Sensex could drift below 10,000

HONG KONG: In response to questions from DNA Money in Hong Kong on Thursday, Marc Faber gave a bearish outlook on the Indian market.
Excerpts:


On the Indian equity market -
India is not problem-free. The Sensex went from 3,000 in 2003 to 21,000 and now we are at 14,000. My target would be for the market to eventually drift below 10,000 and then be attractive again as an entry point. I wouldn’t go and buy now. Maybe the market will move sideways for a while, but I don’t think a bull market is due anytime now. I define a bull market as a market that leads to a new all-time high. New all-time highs in markets are most unlikely for the time being. I’m not interested in playing the market at the present time.

On China -
I’m negative about growth in China: I think it will be a disappointment. In America, we have a credit bubble, and in China we have a capacity bubble and misallocation of capital.

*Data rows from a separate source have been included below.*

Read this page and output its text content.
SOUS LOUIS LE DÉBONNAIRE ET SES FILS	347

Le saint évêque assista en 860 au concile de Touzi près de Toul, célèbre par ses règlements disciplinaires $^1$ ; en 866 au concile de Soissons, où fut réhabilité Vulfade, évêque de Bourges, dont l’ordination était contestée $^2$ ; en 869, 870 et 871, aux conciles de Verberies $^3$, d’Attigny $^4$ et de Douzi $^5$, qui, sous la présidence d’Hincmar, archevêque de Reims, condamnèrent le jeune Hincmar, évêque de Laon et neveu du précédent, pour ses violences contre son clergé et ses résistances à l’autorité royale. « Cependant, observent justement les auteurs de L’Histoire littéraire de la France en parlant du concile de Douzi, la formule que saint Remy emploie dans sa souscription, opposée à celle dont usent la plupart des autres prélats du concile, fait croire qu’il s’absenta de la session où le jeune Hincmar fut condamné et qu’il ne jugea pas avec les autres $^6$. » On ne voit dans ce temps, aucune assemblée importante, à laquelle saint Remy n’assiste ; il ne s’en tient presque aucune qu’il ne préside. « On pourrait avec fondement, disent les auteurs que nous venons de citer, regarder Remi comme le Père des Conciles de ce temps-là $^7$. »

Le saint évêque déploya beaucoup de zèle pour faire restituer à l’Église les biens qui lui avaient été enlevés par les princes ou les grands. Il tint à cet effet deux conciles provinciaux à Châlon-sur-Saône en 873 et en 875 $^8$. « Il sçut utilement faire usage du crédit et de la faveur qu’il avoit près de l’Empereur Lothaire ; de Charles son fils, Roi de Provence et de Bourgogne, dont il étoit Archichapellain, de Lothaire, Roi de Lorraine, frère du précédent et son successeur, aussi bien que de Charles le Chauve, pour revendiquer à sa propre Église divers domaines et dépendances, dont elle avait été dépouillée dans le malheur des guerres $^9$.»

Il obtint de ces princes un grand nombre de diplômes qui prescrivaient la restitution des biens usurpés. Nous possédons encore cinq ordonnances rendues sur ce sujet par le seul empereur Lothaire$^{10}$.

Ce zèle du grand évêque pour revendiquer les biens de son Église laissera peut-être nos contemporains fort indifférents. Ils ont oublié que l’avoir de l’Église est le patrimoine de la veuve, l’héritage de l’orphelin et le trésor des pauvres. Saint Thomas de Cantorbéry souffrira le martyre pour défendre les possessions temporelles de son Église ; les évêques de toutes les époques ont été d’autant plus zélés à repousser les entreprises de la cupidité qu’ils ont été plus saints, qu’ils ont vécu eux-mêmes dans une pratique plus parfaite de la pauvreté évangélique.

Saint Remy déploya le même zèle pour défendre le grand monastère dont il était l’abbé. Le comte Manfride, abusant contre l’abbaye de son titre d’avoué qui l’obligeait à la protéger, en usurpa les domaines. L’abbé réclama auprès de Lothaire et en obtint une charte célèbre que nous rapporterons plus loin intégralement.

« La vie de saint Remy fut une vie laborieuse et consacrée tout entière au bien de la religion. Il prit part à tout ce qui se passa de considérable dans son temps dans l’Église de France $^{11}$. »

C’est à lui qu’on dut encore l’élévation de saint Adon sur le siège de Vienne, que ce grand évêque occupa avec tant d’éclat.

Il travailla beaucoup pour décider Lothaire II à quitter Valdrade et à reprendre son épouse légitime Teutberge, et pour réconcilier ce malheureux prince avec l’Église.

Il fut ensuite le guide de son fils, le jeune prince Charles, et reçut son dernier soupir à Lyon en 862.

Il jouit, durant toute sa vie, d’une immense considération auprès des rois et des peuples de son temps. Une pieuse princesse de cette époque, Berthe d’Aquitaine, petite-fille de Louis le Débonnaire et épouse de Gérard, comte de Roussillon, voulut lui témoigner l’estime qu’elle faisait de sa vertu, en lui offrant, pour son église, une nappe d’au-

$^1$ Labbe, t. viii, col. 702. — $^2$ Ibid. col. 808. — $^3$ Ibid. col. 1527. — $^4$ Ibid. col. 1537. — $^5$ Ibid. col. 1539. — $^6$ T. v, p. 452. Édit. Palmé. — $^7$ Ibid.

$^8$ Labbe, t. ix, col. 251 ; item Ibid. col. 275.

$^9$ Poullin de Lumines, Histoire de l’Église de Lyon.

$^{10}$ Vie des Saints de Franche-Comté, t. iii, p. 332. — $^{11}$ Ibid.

But economies like China grow very rapidly and can have significant adjustments. In 1995, the vacancy rate in commercial property in Shanghai was close to 25%, but three years later it was down because the country was growing. If you have empty buildings in China, five years later they will fill up. I’m not negative about China for the long term, but from a cyclical point of view, the Chinese economy could turn out to be weaker than what analysts are telling me.

On the decline of America -
Over the last few years, a huge shift has already begun to take place: the relative importance of the western world, notably the US, is diminishing, and the relative importance of emerging economies, particularly China and India, is increasing. At the same time, we also have a huge shift in the balance of power from the industrial countries of the West to resource-producers. All this is reflected in the fall in the US’ share of global GDP from 32% in 2000 to 28% now. This trend will continue for a long time. Simultaneously, the health of emerging economies is better than it has ever been in history.

On the US dollar outlook-
In the short term, the dollar may be stronger than the world perceives. If the US current account deficit trends lower over the next 6 to 12 months, the dollar could rally. But I wouldn’t bet too heavily on that rally. The US has many problems, but I don’t believe the real economy in America is in such a bad shape. It has actually gained some competitiveness in exports. And if US consumption goes down, it’s not a disaster for America, because it produces next to nothing. It will be the producing countries that will be affected rather more.